Download or read book Shanghai and Nanjing 1937 written by Benjamin Lai and published by Bloomsbury Publishing. This book was released on 2017-06-29 with total page 97 pages. Available in PDF, EPUB and Kindle. Book excerpt: From 1931, China and Japan had been embroiled in a number of small-scale conflicts that had seen vast swathes of territory being occupied by the Japanese. On 7 July 1937, the Japanese engineered the Marco Polo Bridge Incident, which led to the fall of Beijing and Tianjin and the start of a de facto state of war between the two countries. This force then moved south, landing an expeditionary force to take Shanghai and from there drive west to capture Nanjing. This fully illustrated book tells the story of the Japanese assault on these two great Chinese cities. The battle of Shanghai was the first large-scale urban warfare of World War II and one of the bloodiest battles of the entire Sino-Japanese War. The determined resistance by Chinese inflicted sizable Japanese casualties, and may well have contributed to the subsequent massacre of prisoners and civilians in the battle of Nanjing, tarnishing Japan's reputation in the eyes of the world.
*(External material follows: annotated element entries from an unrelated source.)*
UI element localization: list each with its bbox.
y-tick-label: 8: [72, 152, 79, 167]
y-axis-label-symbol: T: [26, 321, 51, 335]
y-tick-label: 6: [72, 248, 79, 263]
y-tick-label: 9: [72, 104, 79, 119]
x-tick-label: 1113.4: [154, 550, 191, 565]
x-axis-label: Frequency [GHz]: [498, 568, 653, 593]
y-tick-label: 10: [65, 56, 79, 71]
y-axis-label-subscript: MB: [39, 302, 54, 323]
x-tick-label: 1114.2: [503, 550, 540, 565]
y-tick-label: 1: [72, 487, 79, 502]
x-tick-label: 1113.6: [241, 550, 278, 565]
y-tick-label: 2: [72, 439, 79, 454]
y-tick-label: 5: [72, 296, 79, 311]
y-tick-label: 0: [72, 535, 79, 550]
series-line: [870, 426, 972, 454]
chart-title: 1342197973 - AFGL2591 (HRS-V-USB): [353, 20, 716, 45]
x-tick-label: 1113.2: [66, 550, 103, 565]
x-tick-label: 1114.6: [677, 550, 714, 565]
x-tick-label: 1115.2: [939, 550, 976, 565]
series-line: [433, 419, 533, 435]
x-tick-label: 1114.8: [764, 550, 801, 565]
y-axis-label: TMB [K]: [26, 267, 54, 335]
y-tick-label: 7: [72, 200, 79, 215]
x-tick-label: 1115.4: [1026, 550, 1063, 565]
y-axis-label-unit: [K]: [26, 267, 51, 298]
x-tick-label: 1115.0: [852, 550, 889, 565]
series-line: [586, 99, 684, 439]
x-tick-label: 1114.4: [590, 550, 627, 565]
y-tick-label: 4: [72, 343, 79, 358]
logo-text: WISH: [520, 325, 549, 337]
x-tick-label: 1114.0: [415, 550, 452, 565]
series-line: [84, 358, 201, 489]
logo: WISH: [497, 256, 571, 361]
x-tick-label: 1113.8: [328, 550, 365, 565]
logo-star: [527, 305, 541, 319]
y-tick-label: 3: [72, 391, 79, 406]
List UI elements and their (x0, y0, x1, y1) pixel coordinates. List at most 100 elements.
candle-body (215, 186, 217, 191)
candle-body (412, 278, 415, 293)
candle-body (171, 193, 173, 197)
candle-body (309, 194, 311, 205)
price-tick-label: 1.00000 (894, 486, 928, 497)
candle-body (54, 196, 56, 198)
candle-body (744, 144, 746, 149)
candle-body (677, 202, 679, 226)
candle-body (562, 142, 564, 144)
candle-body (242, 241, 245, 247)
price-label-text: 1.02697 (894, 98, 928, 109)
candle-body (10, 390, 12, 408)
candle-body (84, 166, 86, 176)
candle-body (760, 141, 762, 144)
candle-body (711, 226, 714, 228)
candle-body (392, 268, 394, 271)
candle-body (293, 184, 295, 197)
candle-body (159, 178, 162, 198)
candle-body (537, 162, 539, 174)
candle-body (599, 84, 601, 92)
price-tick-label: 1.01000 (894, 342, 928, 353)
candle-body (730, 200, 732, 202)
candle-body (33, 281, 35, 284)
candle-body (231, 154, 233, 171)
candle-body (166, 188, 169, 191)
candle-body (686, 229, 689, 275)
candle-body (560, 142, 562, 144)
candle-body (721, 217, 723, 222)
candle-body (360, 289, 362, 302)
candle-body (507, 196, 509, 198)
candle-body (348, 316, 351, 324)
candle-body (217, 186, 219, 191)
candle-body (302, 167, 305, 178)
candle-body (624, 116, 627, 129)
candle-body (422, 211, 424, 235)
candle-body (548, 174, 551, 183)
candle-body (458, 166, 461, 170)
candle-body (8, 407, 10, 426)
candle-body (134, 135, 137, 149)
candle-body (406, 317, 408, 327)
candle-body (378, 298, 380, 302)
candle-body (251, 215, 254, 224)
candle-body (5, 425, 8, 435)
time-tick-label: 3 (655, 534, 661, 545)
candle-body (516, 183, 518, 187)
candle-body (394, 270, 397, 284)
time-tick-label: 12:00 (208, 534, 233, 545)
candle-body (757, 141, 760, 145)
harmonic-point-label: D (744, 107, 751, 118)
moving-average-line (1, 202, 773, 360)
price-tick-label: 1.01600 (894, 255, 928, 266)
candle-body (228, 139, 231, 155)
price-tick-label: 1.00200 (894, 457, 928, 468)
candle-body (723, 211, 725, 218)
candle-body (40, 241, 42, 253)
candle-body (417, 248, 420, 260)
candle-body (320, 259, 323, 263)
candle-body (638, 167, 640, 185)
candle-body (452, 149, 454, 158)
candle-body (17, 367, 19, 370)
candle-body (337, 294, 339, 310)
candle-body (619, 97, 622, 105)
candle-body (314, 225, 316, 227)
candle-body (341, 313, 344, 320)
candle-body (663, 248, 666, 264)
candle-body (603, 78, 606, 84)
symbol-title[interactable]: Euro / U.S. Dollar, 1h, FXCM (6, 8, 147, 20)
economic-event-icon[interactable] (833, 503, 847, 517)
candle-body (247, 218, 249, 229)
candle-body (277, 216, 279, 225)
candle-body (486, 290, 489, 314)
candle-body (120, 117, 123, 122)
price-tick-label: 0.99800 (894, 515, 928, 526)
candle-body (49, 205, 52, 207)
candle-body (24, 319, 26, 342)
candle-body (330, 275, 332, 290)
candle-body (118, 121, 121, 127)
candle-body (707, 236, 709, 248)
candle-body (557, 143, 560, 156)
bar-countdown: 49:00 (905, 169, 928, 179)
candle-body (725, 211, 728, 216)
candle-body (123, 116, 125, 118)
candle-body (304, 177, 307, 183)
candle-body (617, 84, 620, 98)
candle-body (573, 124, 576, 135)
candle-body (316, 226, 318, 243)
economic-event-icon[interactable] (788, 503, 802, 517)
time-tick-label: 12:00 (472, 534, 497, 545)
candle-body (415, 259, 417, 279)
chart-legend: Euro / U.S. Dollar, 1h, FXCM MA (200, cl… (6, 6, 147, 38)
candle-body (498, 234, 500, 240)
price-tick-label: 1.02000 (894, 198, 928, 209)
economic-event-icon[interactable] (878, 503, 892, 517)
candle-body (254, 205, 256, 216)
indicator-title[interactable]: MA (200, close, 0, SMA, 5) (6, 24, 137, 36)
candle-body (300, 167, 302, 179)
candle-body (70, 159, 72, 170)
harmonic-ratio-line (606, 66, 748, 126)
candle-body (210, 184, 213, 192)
Download or read book The Nanjing Massacre and the Making of Mediated Trauma written by Hongtao Li and published by Routledge. This book was released on 2021-08-31 with total page 254 pages. Available in PDF, EPUB and Kindle. Book excerpt: Drawing on cultural trauma theory, this book investigates how collective memory of the Nanjing Massacre is fashioned in China and how the mass media, political power and public praxis jointly shape the politics and culture of memory in contemporary China. Allowing for the dimensions of history and different mediating spaces, the authors first conduct textual analysis of news reports from traditional media since the event took place, revealing that the significance of the Massacre was initially portrayed as a local incident before its construction as a national trauma and finally a collective memory. In a study of physical and online memorial spaces, including the Memorial Hall, commemorative activities on the Internet and new media platforms, the book unveils the production and reproduction of trauma narratives as well as how these narratives have been challenged. The final part further studies the interactions between media and other institutional settings while exploring issues of global memory and reconciliation in East Asia. The title will be an essential read for anyone interested in memory studies, media and communication, and particularly the collective memory of the Nanjing Massacre.